O bloco de vidro voltou à arquitetura contemporânea com versões mais eficientes, que combinam câmara interna, tratamentos reflexivos e melhor controle térmico. Em áreas de divisa, o recurso permite entrada de luz natural sem abrir mão de privacidade. O desempenho, porém, depende de especificação, instalação e certificação adequada.
Como o bloco de vidro mudou na arquitetura contemporânea?
O bloco de vidro deixou de ser apenas elemento decorativo e passou a atuar como componente de vedação vertical com função luminosa. Modelos atuais exploram texturas, câmaras internas, acabamentos reflexivos e formatos mais discretos para fachadas, banheiros, escadas e corredores.
Essa evolução atende projetos que precisam iluminar ambientes junto à divisa, onde janelas convencionais podem sofrer restrições legais ou urbanísticas. O bloco permite passagem de claridade difusa, preserva privacidade e reduz a dependência de iluminação artificial durante parte do dia.

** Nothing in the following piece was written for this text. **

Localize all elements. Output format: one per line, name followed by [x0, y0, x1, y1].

Por que a câmara interna melhora o isolamento térmico?
A câmara interna cria uma barreira entre as faces do bloco, dificultando a transferência direta de calor. Em versões mais avançadas, o uso de ar, gases ou soluções de baixa condução térmica pode melhorar o desempenho em comparação com vidro simples comum.
Quando há tecnologia de vácuo ou maior controle da cavidade, a troca térmica por condução e convecção tende a diminuir. Ainda assim, o resultado real depende do fabricante, do ensaio informado e da instalação, especialmente nas juntas e encontros com a alvenaria.
Como os tratamentos reflexivos evitam o efeito estufa dentro da casa?
Tratamentos reflexivos e seletivos ajudam a controlar a radiação solar que atravessa o vidro. Eles podem permitir boa passagem de luz visível, enquanto reduzem parte do calor associado à radiação infravermelha, melhorando conforto em áreas expostas ao sol direto.
Esse princípio aparece em estudos de vidros eficientes e revestimentos transparentes para edificações. O programa PBE Edifica, ligado à etiquetagem de eficiência energética, considera a envoltória como parte essencial do desempenho térmico de edifícios comerciais, públicos e de serviços.
Quais cuidados técnicos devem orientar a escolha do material?
Antes de especificar blocos de vidro para divisas, fachadas ou áreas internas, o projeto deve equilibrar iluminação, privacidade, calor, segurança e manutenção. A aparência translúcida não basta para garantir desempenho. É preciso comparar laudos, normas e dados do fabricante, principalmente quando o objetivo é melhorar conforto térmico sem perder claridade natural:
- Verificar valor de transmitância térmica informado pelo fabricante.
- Conferir fator solar, transmissão luminosa e eventual tratamento reflexivo.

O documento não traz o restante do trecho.